L’affirmation de Milton selon laquelle M. Peshdary croyait que le Service s’intéressait à M. Peshdary en raison de son travail auprès des jeunes n’est mentionnée dans aucun des documents originaux.
Le déclarant s’appuie sur le rapport de Milton selon lequel M. Peshdary a déclaré qu’il appuierait financièrement tout musulman qui voulait quitter le Canada pour combattre les Houthis au Yémen, mais n’explique pas que cela ne constituerait pas une activité terroriste, puisque, par exemple, les États-Unis combattent aussi les Houthis.

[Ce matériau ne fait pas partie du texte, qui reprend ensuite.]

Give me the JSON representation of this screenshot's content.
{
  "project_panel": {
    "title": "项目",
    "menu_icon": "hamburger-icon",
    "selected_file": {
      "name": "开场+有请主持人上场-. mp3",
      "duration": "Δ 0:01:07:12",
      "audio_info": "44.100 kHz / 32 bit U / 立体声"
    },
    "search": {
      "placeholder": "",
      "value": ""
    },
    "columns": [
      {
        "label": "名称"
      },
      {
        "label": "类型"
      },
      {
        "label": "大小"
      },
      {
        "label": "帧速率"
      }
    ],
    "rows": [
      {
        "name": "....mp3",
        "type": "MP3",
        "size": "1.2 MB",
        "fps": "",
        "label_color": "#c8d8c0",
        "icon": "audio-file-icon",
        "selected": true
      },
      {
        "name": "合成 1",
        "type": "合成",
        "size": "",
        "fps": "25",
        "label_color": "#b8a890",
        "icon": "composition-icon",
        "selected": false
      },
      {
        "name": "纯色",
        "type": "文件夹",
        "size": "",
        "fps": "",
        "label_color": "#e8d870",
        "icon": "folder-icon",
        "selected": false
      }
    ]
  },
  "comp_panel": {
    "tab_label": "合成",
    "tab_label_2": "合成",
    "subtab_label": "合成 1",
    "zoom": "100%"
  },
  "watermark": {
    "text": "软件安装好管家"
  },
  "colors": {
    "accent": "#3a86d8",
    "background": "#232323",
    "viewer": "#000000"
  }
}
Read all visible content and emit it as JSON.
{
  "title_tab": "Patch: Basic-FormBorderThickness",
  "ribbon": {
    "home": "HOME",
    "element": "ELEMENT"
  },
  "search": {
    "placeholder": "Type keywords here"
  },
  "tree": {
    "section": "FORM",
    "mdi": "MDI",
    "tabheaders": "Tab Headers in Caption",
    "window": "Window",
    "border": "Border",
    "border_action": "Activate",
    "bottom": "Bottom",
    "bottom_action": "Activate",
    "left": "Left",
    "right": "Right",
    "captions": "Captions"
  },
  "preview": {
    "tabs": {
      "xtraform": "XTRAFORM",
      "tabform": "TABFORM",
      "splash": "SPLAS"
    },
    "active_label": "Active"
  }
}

Le déclarant rapporte que M. Milton estime que le conflit en Libye est un djihad légitime, mais omet de rapporter l’autre commentaire de M. Peshdary selon lequel certains sympathisants ont pris les propos d’Anwar al-Awlaki hors de leur contexte.

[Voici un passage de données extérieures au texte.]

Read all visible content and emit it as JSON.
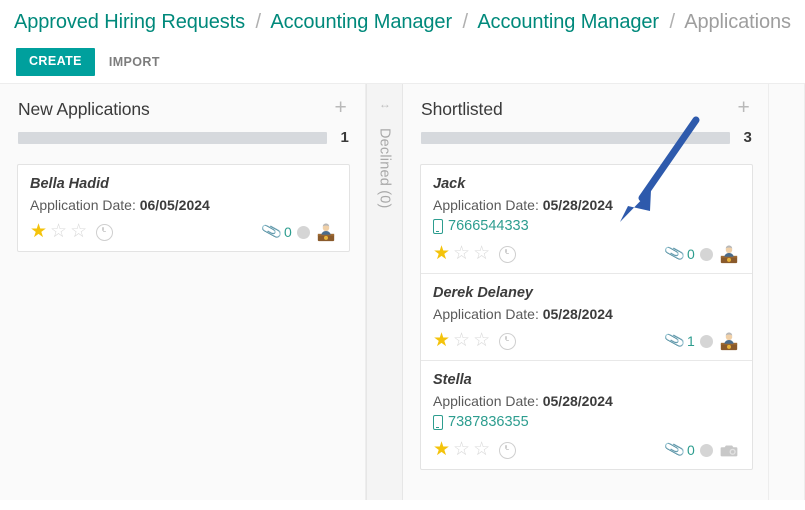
{
  "breadcrumb": {
    "items": [
      {
        "label": "Approved Hiring Requests",
        "current": false
      },
      {
        "label": "Accounting Manager",
        "current": false
      },
      {
        "label": "Accounting Manager",
        "current": false
      },
      {
        "label": "Applications",
        "current": true
      }
    ],
    "separator": "/"
  },
  "toolbar": {
    "create_label": "CREATE",
    "import_label": "IMPORT"
  },
  "colors": {
    "accent_teal": "#00a09d",
    "link_teal": "#00897b",
    "star_gold": "#f4c30b",
    "annotation_blue": "#2e5aac",
    "column_bg": "#fafafa",
    "progress_bar": "#d6d9dd"
  },
  "annotation": {
    "type": "arrow",
    "color": "#2e5aac",
    "points_to": "shortlisted-progress-bar"
  },
  "columns": [
    {
      "title": "New Applications",
      "count": "1",
      "add_icon": "plus-icon",
      "cards": [
        {
          "name": "Bella Hadid",
          "date_label": "Application Date:",
          "date_value": "06/05/2024",
          "phone": "",
          "stars_filled": 1,
          "stars_total": 3,
          "clock_icon": "clock-icon",
          "attachment_count": "0",
          "avatar_type": "office-worker"
        }
      ]
    },
    {
      "title": "Shortlisted",
      "count": "3",
      "add_icon": "plus-icon",
      "cards": [
        {
          "name": "Jack",
          "date_label": "Application Date:",
          "date_value": "05/28/2024",
          "phone": "7666544333",
          "stars_filled": 1,
          "stars_total": 3,
          "clock_icon": "clock-icon",
          "attachment_count": "0",
          "avatar_type": "office-worker"
        },
        {
          "name": "Derek Delaney",
          "date_label": "Application Date:",
          "date_value": "05/28/2024",
          "phone": "",
          "stars_filled": 1,
          "stars_total": 3,
          "clock_icon": "clock-icon",
          "attachment_count": "1",
          "avatar_type": "office-worker"
        },
        {
          "name": "Stella",
          "date_label": "Application Date:",
          "date_value": "05/28/2024",
          "phone": "7387836355",
          "stars_filled": 1,
          "stars_total": 3,
          "clock_icon": "clock-icon",
          "attachment_count": "0",
          "avatar_type": "placeholder-camera"
        }
      ]
    }
  ],
  "collapsed_column": {
    "label": "Declined (0)",
    "expand_icon": "horizontal-arrows-icon"
  }
}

Le déclarant n’a pas informé le juge qui a délivré l’autorisation que certains des rapports de Milton provenaient de sources secondaires, ce qui fait en sorte que certaines affirmations de Milton constituent du ouï-dire double, voire triple.
Le déclarant n’a pas révélé que certains renseignements fournis par Milton contredisaient des rapports provenant d’autres sources.

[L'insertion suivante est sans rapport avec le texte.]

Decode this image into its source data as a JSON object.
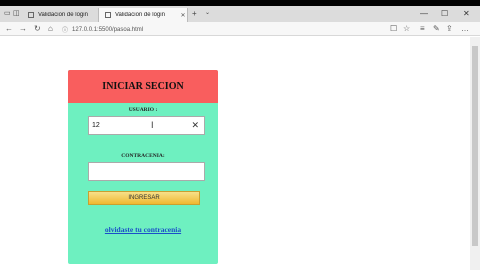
{
  "browser": {
    "tabs": [
      {
        "title": "Validacion de login",
        "active": false
      },
      {
        "title": "Validacion de login",
        "active": true
      }
    ],
    "new_tab_icon": "+",
    "tab_menu_icon": "⌄",
    "window_controls": [
      "—",
      "☐",
      "✕"
    ],
    "nav_icons": {
      "back": "←",
      "forward": "→",
      "refresh": "↻",
      "home": "⌂"
    },
    "url": "127.0.0.1:5500/pasoa.html",
    "right_icons": {
      "reading": "☐",
      "favorite": "☆",
      "hub": "≡",
      "pen": "✎",
      "share": "⇪",
      "more": "…"
    }
  },
  "login": {
    "title": "INICIAR SECION",
    "user_label": "USUARIO :",
    "user_value": "12",
    "password_label": "CONTRACENIA:",
    "password_value": "",
    "submit_label": "INGRESAR",
    "forgot_link": "olvidaste tu contracenia"
  },
  "colors": {
    "card_bg": "#6ef0c0",
    "header_bg": "#f95e5e",
    "button_top": "#f7e08a",
    "button_bottom": "#f0b830",
    "link": "#1b4fc9"
  }
}
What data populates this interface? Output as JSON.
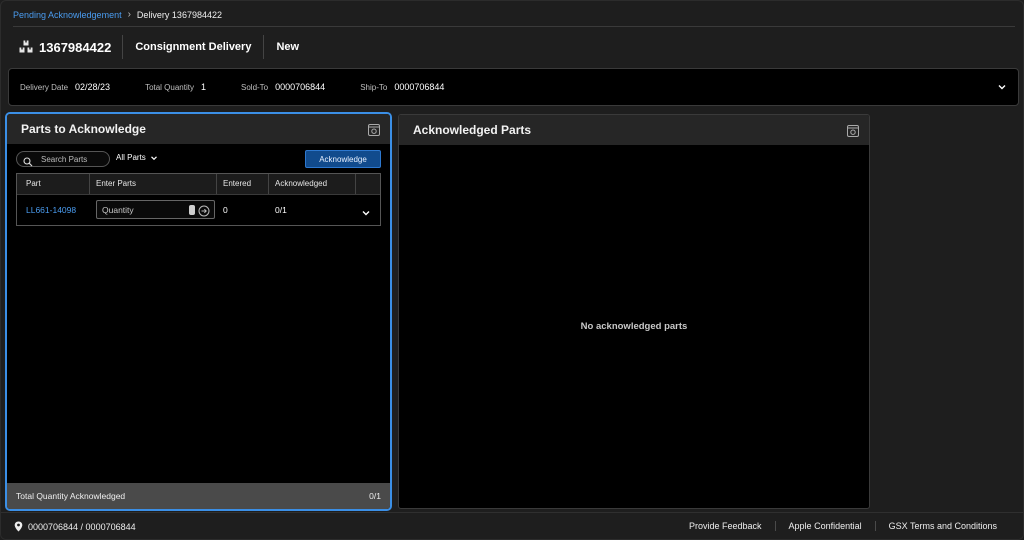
{
  "breadcrumb": {
    "parent": "Pending Acknowledgement",
    "current": "Delivery 1367984422"
  },
  "header": {
    "id": "1367984422",
    "type": "Consignment Delivery",
    "status": "New",
    "icon": "boxes-icon"
  },
  "info": {
    "delivery_date_label": "Delivery Date",
    "delivery_date": "02/28/23",
    "total_quantity_label": "Total Quantity",
    "total_quantity": "1",
    "sold_to_label": "Sold-To",
    "sold_to": "0000706844",
    "ship_to_label": "Ship-To",
    "ship_to": "0000706844"
  },
  "left_panel": {
    "title": "Parts to Acknowledge",
    "search_placeholder": "Search Parts",
    "filter": "All Parts",
    "ack_button": "Acknowledge",
    "columns": [
      "Part",
      "Enter Parts",
      "Entered",
      "Acknowledged"
    ],
    "rows": [
      {
        "part": "LL661-14098",
        "quantity_placeholder": "Quantity",
        "entered": "0",
        "acknowledged": "0/1"
      }
    ],
    "footer_label": "Total Quantity Acknowledged",
    "footer_value": "0/1"
  },
  "right_panel": {
    "title": "Acknowledged Parts",
    "empty_message": "No acknowledged parts"
  },
  "bottom": {
    "location": "0000706844 / 0000706844",
    "links": [
      "Provide Feedback",
      "Apple Confidential",
      "GSX Terms and Conditions"
    ]
  },
  "colors": {
    "accent": "#4a9cf0",
    "button_bg": "#114b8d",
    "focus_border": "#3b8fe6"
  }
}
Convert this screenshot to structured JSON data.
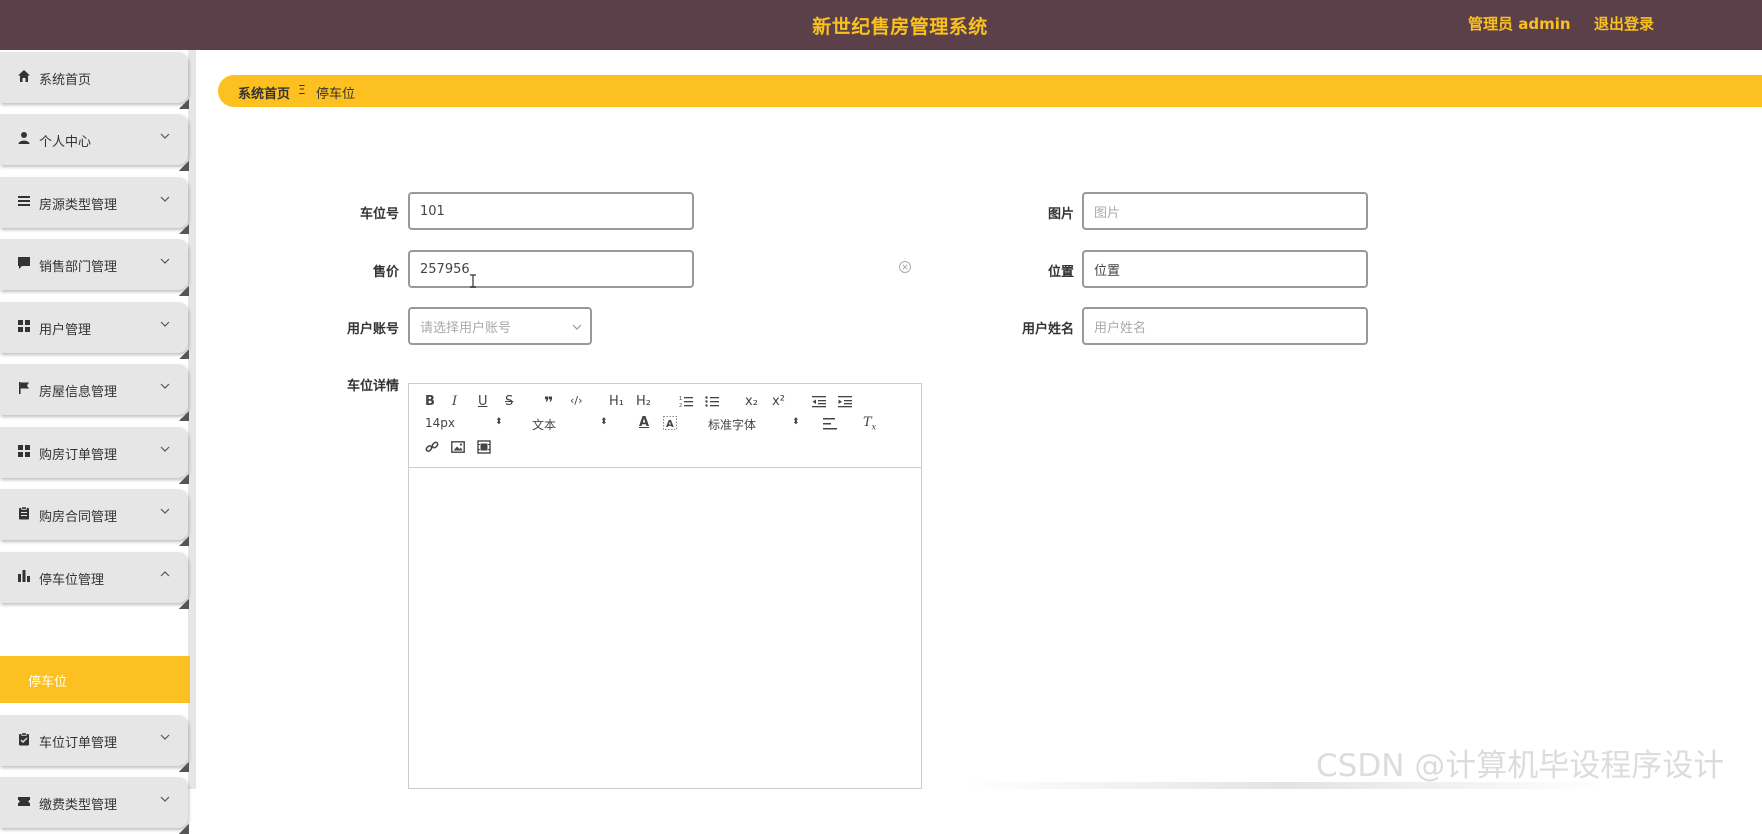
{
  "header": {
    "title": "新世纪售房管理系统",
    "user_label": "管理员 admin",
    "logout_label": "退出登录"
  },
  "sidebar": {
    "items": [
      {
        "label": "系统首页",
        "icon": "home-icon",
        "has_arrow": false
      },
      {
        "label": "个人中心",
        "icon": "person-icon",
        "has_arrow": true
      },
      {
        "label": "房源类型管理",
        "icon": "list-icon",
        "has_arrow": true
      },
      {
        "label": "销售部门管理",
        "icon": "chat-icon",
        "has_arrow": true
      },
      {
        "label": "用户管理",
        "icon": "grid-icon",
        "has_arrow": true
      },
      {
        "label": "房屋信息管理",
        "icon": "flag-icon",
        "has_arrow": true
      },
      {
        "label": "购房订单管理",
        "icon": "grid-icon",
        "has_arrow": true
      },
      {
        "label": "购房合同管理",
        "icon": "clipboard-icon",
        "has_arrow": true
      },
      {
        "label": "停车位管理",
        "icon": "bar-chart-icon",
        "has_arrow": true,
        "expanded": true
      },
      {
        "label": "车位订单管理",
        "icon": "clipboard-check-icon",
        "has_arrow": true
      },
      {
        "label": "缴费类型管理",
        "icon": "ticket-icon",
        "has_arrow": true
      }
    ],
    "submenu": {
      "label": "停车位"
    }
  },
  "breadcrumb": {
    "home": "系统首页",
    "separator": "Ξ",
    "current": "停车位"
  },
  "form": {
    "parking_no": {
      "label": "车位号",
      "value": "101"
    },
    "price": {
      "label": "售价",
      "value": "257956"
    },
    "user_account": {
      "label": "用户账号",
      "placeholder": "请选择用户账号"
    },
    "image": {
      "label": "图片",
      "placeholder": "图片"
    },
    "location": {
      "label": "位置",
      "value": "位置"
    },
    "user_name": {
      "label": "用户姓名",
      "placeholder": "用户姓名"
    },
    "details": {
      "label": "车位详情"
    }
  },
  "editor": {
    "toolbar": {
      "bold": "B",
      "italic": "I",
      "underline": "U",
      "strike": "S",
      "blockquote": "❞",
      "code": "‹/›",
      "h1": "H₁",
      "h2": "H₂",
      "subscript": "x₂",
      "superscript": "x²",
      "size_select": "14px",
      "header_select": "文本",
      "font_select": "标准字体"
    }
  },
  "watermark": "CSDN @计算机毕设程序设计",
  "colors": {
    "header_bg": "#5b3f49",
    "accent": "#fcc121",
    "header_text": "#f9c01e"
  }
}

Le déclarant a omis de mentionner que les opinions de M. Peshdary sur les attaques au Canada avaient
« fluctué »
et, qu’à l’occasion, il avait déclaré que toute attaque, y compris des attentats suicides, serait mal. Milton confirme que le point de vue de M. Peshdary semble sincère.Le déclarant n’a pas rapporté l’opinion de M. Peshdary selon laquelle une guerre entre la Chine et les États-Unis serait mauvaise pour le Canada.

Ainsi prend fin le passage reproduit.